ATM hackers steal Bt12m

Police said the incident involving ATMs at the Government Savings Bank (GSB) earlier this month was similar to hacking attacks in Taiwan and Malaysia, where money was stolen from ATMs after malware was used to trick the affected machines into releasing cash without authorisation.
The GSB yesterday said it had temporarily shut down more than 3,000 ATMs in six provinces after many of its ATMs were found to have been infected, while the bank had sought technical help from NCR – the vendor of the ATMs – to take preventive and other action.
At this stage, the ATM vendor will have to take responsibility for the damage, said GSB president and chief executive Chatchai Payuhanaveechai.
Police said the thieves, believed to have come from Eastern Europe, had got away with Bt12.29 million in cash from 21 machines.
The bank’s CEO said customers’ money lodged with the GSB had not been affected by the theft, while other electronic banking services – including PromptPay – remained intact because the hack had not infected its computer hardware.
Ronnadol Numnont, assistant governor of the Bank of Thailand, also said the money in bank accounts had not been affected by the attack.
Meanwhile, GSB customers can for the time being use Internet or mobile banking services instead of ATMs as some of them have been temporarily closed, he added.

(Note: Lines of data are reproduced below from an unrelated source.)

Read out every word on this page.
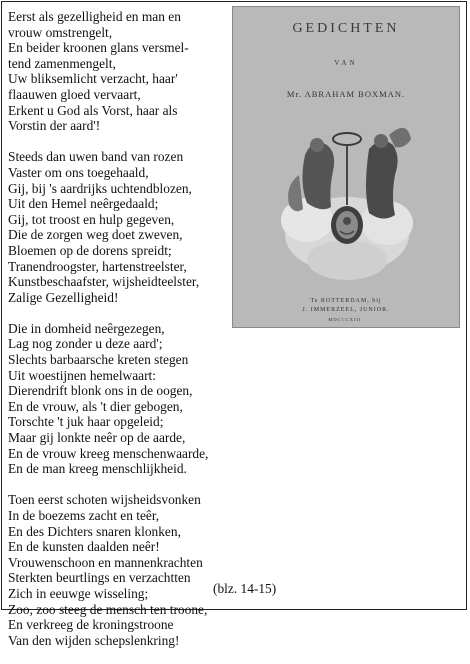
Eerst als gezelligheid en man en
vrouw omstrengelt,
En beider kroonen glans versmel-
tend zamenmengelt,
Uw bliksemlicht verzacht, haar'
flaauwen gloed vervaart,
Erkent u God als Vorst, haar als
Vorstin der aard'!
Steeds dan uwen band van rozen
Vaster om ons toegehaald,
Gij, bij 's aardrijks uchtendblozen,
Uit den Hemel neêrgedaald;
Gij, tot troost en hulp gegeven,
Die de zorgen weg doet zweven,
Bloemen op de dorens spreidt;
Tranendroogster, hartenstreelster,
Kunstbeschaafster, wijsheidteelster,
Zalige Gezelligheid!
Die in domheid neêrgezegen,
Lag nog zonder u deze aard';
Slechts barbaarsche kreten stegen
Uit woestijnen hemelwaart:
Dierendrift blonk ons in de oogen,
En de vrouw, als 't dier gebogen,
Torschte 't juk haar opgeleid;
Maar gij lonkte neêr op de aarde,
En de vrouw kreeg menschenwaarde,
En de man kreeg menschlijkheid.
Toen eerst schoten wijsheidsvonken
In de boezems zacht en teêr,
En des Dichters snaren klonken,
En de kunsten daalden neêr!
Vrouwenschoon en mannenkrachten
Sterkten beurtlings en verzachtten
Zich in eeuwge wisseling;
Zoo, zoo steeg de mensch ten troone,
En verkreeg de kroningstroone
Van den wijden schepslenkring!
(blz. 14-15)
GEDICHTEN
VAN
Mr. ABRAHAM BOXMAN.
Te ROTTERDAM, bij
J. IMMERZEEL, JUNIOR.
MDCCCXIII.
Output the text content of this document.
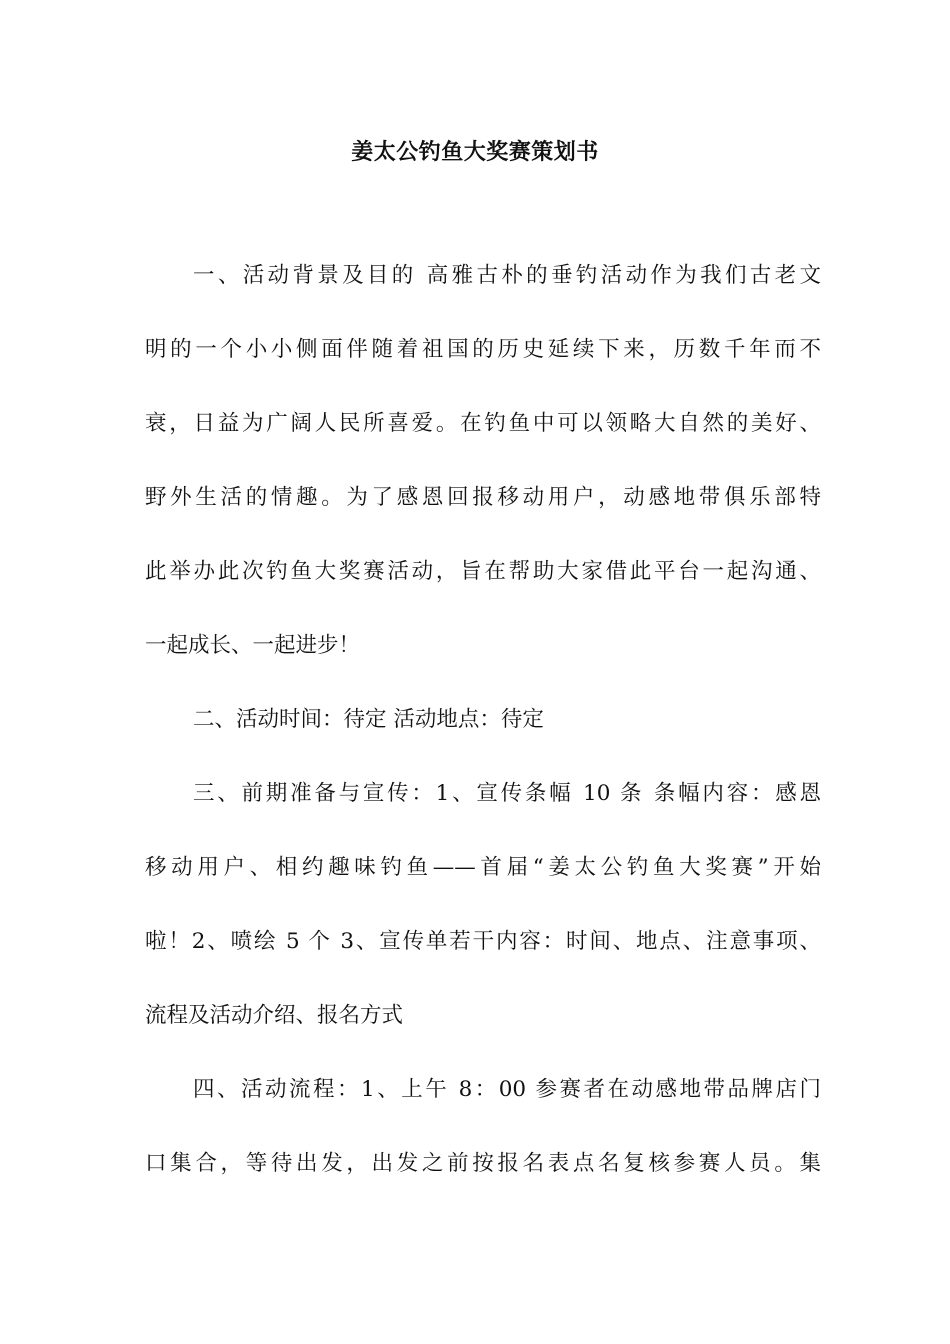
姜太公钓鱼大奖赛策划书
一、活动背景及目的 高雅古朴的垂钓活动作为我们古老文
明的一个小小侧面伴随着祖国的历史延续下来，历数千年而不
衰，日益为广阔人民所喜爱。在钓鱼中可以领略大自然的美好、
野外生活的情趣。为了感恩回报移动用户，动感地带俱乐部特
此举办此次钓鱼大奖赛活动，旨在帮助大家借此平台一起沟通、
一起成长、一起进步！
二、活动时间：待定 活动地点：待定
三、前期准备与宣传：1、宣传条幅 10 条 条幅内容：感恩
移动用户、相约趣味钓鱼——首届“姜太公钓鱼大奖赛”开始
啦！2、喷绘 5 个 3、宣传单若干内容：时间、地点、注意事项、
流程及活动介绍、报名方式
四、活动流程：1、上午 8：00 参赛者在动感地带品牌店门
口集合，等待出发，出发之前按报名表点名复核参赛人员。集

Pol General Panya Mamen said investigators were gathering evidence from closed-circuit TV cameras on the suspects, who they believe to be a group of 25 Eastern Europeans that worked in two or three teams at night to infect the ATMs with malware in Bangkok, Phuket, Chumphon, Prachuap Khiri Khan and Phetchaburi provinces, tricking the machines into dispensing cash without authorisation.
In addition to the 21 ATMs found to have been infected, another 200 of the state bank’s ATMs could also have been hit by malware, he said.
According to Panya, hackers are believed to have used modified electronic cards to infect the ATMs, after which they would simply wait for the cash to be dispensed and the system would be reset, so that GSB officials would be unaware of the theft until they counted the money inside the ATM boxes.
He said the ATM hard disks had been examined and were found to have malfunctioned after being infected, allowing the thieves to steal the money.
However, this type of examination process takes some time, so people who see unusual behaviour around ATMs, especially during the night, should promptly report incidents to the police, he stressed.
There was also an ATM hacking attack in Malaysia in 2014, while Taiwan suffered a similar incident last month, said Panya, who added that Taiwanese authorities found that the criminal activity had been carried out by sophisticated experts based in Switzerland.
Parinya Om-anek, a computer security expert, said other banks would also have to step up their security precautions to avoid similar incidents, as any repetition of such a crime could damage public confidence in ATMs and the country’s electronic banking services.